Kedua, ayat tersebut tak dinaskh. Tapi, ia turun secara khusus kepada
Ahli Kitab. Mereka tak bisa dipaksa masuk Islam selama masih membayar
retribusi (jizyah). Pendapat ini dikemukakan al-Sya`bi, Qatadah,
al-Hasan, dan al-Dhahhak. Para ulama tersebut memperkuat argumennya
dengan riwayat Zaid ibn Aslam dari bapaknya. Ia mendengar Umar ibn
Khattab berbincang dengan seorang perempuan tua beragama Kristen. “Masuk
Islamlah, wahai perempuan tua, niscaya engkau akan selamat, karena
Allah mengutus Muhammad SAW dengan membawa kebenaran. Lalu perempuan itu
berkata, saya sudah tua renta dan sebentar lagi kematian akan
menjemput. Umar berkata, Wahai Allah, saya bersaksi atas perempuan ini.

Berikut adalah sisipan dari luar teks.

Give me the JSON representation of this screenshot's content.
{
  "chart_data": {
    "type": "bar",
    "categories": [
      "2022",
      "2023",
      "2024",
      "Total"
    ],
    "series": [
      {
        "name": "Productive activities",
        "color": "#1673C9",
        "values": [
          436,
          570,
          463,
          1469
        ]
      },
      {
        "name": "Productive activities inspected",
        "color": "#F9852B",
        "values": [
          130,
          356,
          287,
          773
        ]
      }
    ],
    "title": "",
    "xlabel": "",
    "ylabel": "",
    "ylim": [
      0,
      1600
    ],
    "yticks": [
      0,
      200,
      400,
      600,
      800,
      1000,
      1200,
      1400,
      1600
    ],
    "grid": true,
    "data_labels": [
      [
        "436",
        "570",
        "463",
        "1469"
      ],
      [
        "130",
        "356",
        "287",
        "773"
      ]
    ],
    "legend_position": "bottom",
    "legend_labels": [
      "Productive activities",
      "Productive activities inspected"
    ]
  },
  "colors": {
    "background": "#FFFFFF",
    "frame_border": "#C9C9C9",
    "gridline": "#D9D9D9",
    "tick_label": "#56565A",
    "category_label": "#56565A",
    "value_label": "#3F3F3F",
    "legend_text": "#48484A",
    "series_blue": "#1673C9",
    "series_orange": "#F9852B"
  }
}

Umar kemudian membaca ayat tadi.
Sementara pendapat lain menyatakan bahwa sebab turun ayat tersebut
sebagai berikut. Pertama, diriwayatkan Abu Dawud, al-Nasa’i, Ibn Hibban,
Ibn Jarir dari Ibn Abbas. Alkisah, ada seorang perempuan tidak punya
anak. Ia berjanji pada dirinya bahwa sekiranya ia mempunyai anak, maka
anaknya akan dijadikan seorang Yahudi. Ia tak akan membiarkan anaknya
memeluk agama selain Yahudi. Dengan latar itu, ayat ini turun sebagai
bentuk penolakan terhadap adanya pemaksaan dalam agama.

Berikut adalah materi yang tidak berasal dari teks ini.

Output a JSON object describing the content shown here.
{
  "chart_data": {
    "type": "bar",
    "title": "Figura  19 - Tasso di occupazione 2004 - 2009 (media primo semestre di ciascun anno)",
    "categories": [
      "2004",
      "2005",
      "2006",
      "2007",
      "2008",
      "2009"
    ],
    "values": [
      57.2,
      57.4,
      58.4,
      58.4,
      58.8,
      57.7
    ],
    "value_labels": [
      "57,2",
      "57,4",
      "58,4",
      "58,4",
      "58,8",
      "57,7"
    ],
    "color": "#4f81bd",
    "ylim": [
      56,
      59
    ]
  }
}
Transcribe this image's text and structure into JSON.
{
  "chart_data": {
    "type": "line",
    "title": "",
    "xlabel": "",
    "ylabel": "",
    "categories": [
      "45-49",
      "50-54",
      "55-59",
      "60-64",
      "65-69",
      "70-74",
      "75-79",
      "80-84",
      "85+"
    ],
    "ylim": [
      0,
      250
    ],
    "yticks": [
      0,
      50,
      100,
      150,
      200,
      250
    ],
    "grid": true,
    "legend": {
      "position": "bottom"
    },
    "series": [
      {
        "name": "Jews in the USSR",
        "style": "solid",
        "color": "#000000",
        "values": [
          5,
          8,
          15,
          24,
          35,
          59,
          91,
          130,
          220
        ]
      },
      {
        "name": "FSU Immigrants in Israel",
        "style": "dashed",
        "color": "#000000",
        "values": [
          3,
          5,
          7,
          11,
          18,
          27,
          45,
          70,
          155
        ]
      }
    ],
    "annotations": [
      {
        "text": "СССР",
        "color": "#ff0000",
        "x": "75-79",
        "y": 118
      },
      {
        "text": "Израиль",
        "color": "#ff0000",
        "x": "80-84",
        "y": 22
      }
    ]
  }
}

Kedua, ayat itu turun terkait peristiwa seorang laki-laki Anshar, Abu
Hushain. Dikisahkan, Abu Hushain adalah seorang Muslim yang memiliki
dua anak Kristen. Ia mengadu kepada Nabi, apakah dirinya boleh memaksa
dua anaknya masuk Islam, sementara anaknya cenderung kepada Kristen. Ia
menegaskan kepada Nabi, apakah dirinya akan membiarkan mereka masuk
neraka. Dengan kejadian tersebut, turun firman Allah tadi yang melarang
pemaksaan dalam urusan agama.
Dengan mengetahui sabab al-nuzûl tersebut, jelas bahwa pemaksaan
dalam agama tak dibenarkan. Ibrahim al-Hafnawi menegaskan bahwa
kebebasan beragama merupakan prinsip dasar ajaran Islam, sehingga tak
ditemukan satu ayat pun dalam al-Qur’an atau sebuah hadits yang
bertentangan dengan prinsip dasar ajaran ini. Pendapat senada
dikemukakan Rasyid Ridla dalam Tafsir al-Qur’an al-Hakim. Karena
keimanan merupakan pondasi agama yang esensinya adalah ketundukan diri,
maka—menurut Ridla—ia tak bisa dijalankan dengan pemaksaan. Dengan ini
bisa dikatakan, beriman bukan merupakan keharusan atau kewajiban
sehingga perlu dipaksakan dari luar. Beriman merupakan pilihan,
kesadaran dan ketundukan subyektif manusia atas ajaran-ajaran Allah.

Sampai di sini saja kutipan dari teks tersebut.